Rodolfo Martinelli del Bagno "Aurora" ricorda quei giorni dopo l’alluvione di 57 anni fa "La gente ci sparava dalle finestre perché voleva che mettissimo in salvo prima i maiali".

La storia che si ripete: "Nel ’66 eravamo a Firenze. Con i nostri patini sull’Arno"
La storia che si ripete: "Nel ’66 eravamo a Firenze. Con i nostri patini sull’Arno"

"Ero al Politeama a vedere Per un pugno di dollari... per la terza volta". Rodolfo Martinelli, titolare del bagno Aurora, ricorda bene l’alluvione del ’66, quando una pattuglia di bagnini viareggini partì per dare una mano alla popolazione colpita dalla tragedia. "S’interruppe la proiezione – racconta –, furono accese le luci e una persona col microfono invitò i balneari presenti a una riunione al bagno Nettuno.

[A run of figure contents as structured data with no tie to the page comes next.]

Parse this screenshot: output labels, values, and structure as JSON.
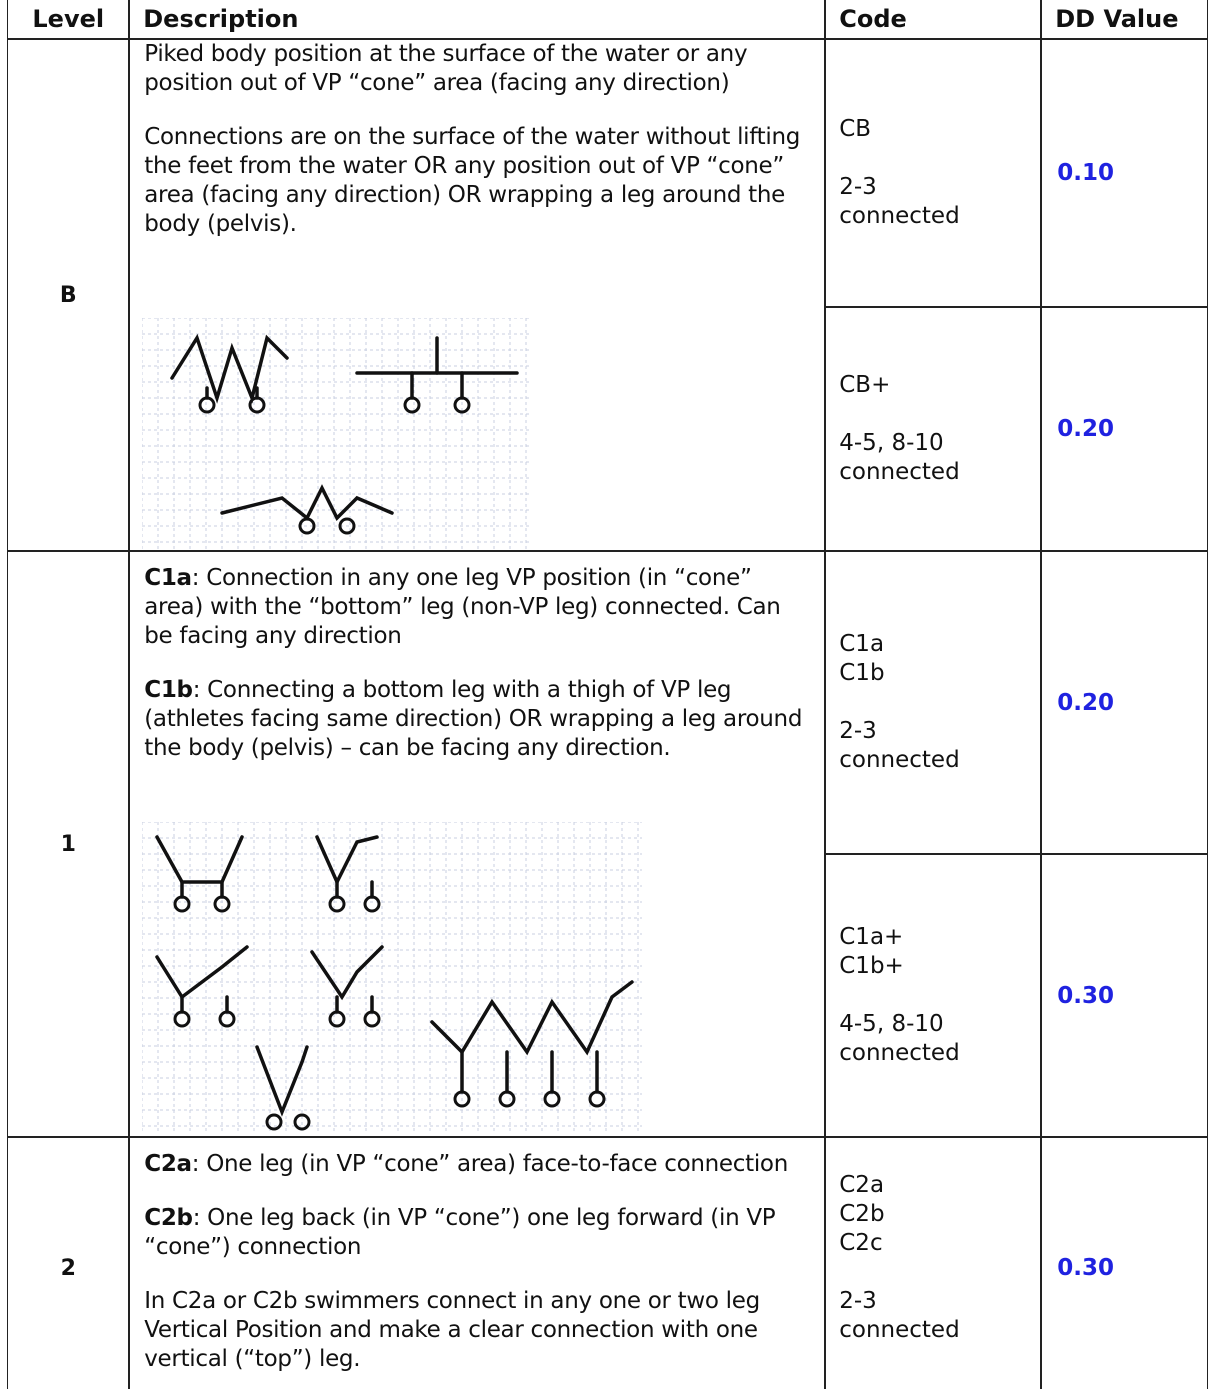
{
  "header": {
    "level": "Level",
    "description": "Description",
    "code": "Code",
    "dd_value": "DD Value"
  },
  "rows": [
    {
      "level": "B",
      "description": [
        {
          "text": "Piked body position at the surface of the water or any position out of VP “cone” area (facing any direction)"
        },
        {
          "text": "Connections are on the surface of the water without lifting the feet from the water OR any position out of VP “cone” area (facing any direction) OR wrapping a leg around the body (pelvis)."
        }
      ],
      "options": [
        {
          "codes": [
            "CB"
          ],
          "connected": [
            "2-3",
            "connected"
          ],
          "dd_value": "0.10"
        },
        {
          "codes": [
            "CB+"
          ],
          "connected": [
            "4-5, 8-10",
            "connected"
          ],
          "dd_value": "0.20"
        }
      ]
    },
    {
      "level": "1",
      "description": [
        {
          "bold": "C1a",
          "text": ": Connection in any one leg VP position (in “cone” area) with the “bottom” leg (non-VP leg) connected. Can be facing any direction"
        },
        {
          "bold": "C1b",
          "text": ": Connecting a bottom leg with a thigh of VP leg (athletes facing same direction) OR wrapping a leg around the body (pelvis) – can be facing any direction."
        }
      ],
      "options": [
        {
          "codes": [
            "C1a",
            "C1b"
          ],
          "connected": [
            "2-3",
            "connected"
          ],
          "dd_value": "0.20"
        },
        {
          "codes": [
            "C1a+",
            "C1b+"
          ],
          "connected": [
            "4-5, 8-10",
            "connected"
          ],
          "dd_value": "0.30"
        }
      ]
    },
    {
      "level": "2",
      "description": [
        {
          "bold": "C2a",
          "text": ": One leg (in VP “cone” area) face-to-face connection"
        },
        {
          "bold": "C2b",
          "text": ": One leg back (in VP “cone”) one leg forward (in VP “cone”) connection"
        },
        {
          "text": "In C2a or C2b swimmers connect in any one or two leg Vertical Position and make a clear connection with one vertical (“top”) leg."
        }
      ],
      "options": [
        {
          "codes": [
            "C2a",
            "C2b",
            "C2c"
          ],
          "connected": [
            "2-3",
            "connected"
          ],
          "dd_value": "0.30"
        }
      ]
    }
  ]
}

Arrivati là, Oreste (Giannessi; ndr) ci disse di tirare giù i bandoni e preparare i patini, ché si sarebbe partiti per Poggio a Caiano". Tra gli ’Angeli di Viareggio’ c’era anche ’Foffo’. "Già nel ’50 mio padre mandò cinque patini nel Polesine – continua – e non ne tornò uno. Noi bagnini venivamo mobilitati perché il patino era l’unico mezzo che poteva spostarsi nelle zone alluvionate. Arrivarono i bersaglieri coi cingolati, ma distruggevano le macchine; provarono i vigili del fuoco coi canotti, ma avevano le eliche a ostacolarli".

"Dormivamo in un convento delle suore, con i sacchi a pelo – rievoca Martinelli – e si mangiava al ristorante ’Il falchetto’, che chissà se esiste sempre. Si facevano in quattro per darci da mangiare: quel che potevano, levandoselo di bocca. E noi a fare su e giù con i patini, anche con viaggi di 12 chilometri per portare via due persone. Mentre la notte partivano gli allarmi perché giravano gli sciacalli".

Un’esperienza intensa, quella del ’66. Di cui Martinelli conserva nitidi i ricordi. "Dopo un paio di giorni si rimane in pochi, una decina, perché c’erano altri allarmi. E non fu facile rapportarsi con gli abitanti. Ci sparavano dalle finestre: non contro la figura, sia chiaro, ma nell’acqua, sulla traiettoria dei patini, perché volevano che si andasse a salvare il maiale o la vacca. Mica lo capivano che il maiale sul patino non ci entra. Lucianone del Raffaello si arrabbiò talmente tanto da minacciare di portarci via. Dovettero mandare i bersaglieri a farci da cordone di sicurezza, mentre il sindaco cercava la riconciliazione. E non potevamo ricevere rinforzi perché da Roma avevano mandato tutti i vaccini per il colera disponibili: erano in pastiglia e bastavano solo per noi".

Su e giù, ai remi, giorno e notte. "Abbiamo preso gente anche dal terzo piano – racconta ancora Martinelli –; solo che quelle case non avevano gli avvolgibili, ma il portellone che si chiude con un gancio. E il povero Anichini (Franco; ndr) , mentre mi passava un anziano per caricarlo sul patino, scivolò e si prese l’uncino di ferro nel coccige. Stava per svenire dal dolore. E spesso, per andare dalle persone anziane, dovevamo caricare con noi anche il prete e il maresciallo dei carabinieri, perché gli abitanti non volevano lasciare casa per paura che i ladri gli portassero via gli averi di una vita. E in effetti, qualcuno che si è infilato la gallina sotto braccio purtroppo l’abbiamo visto".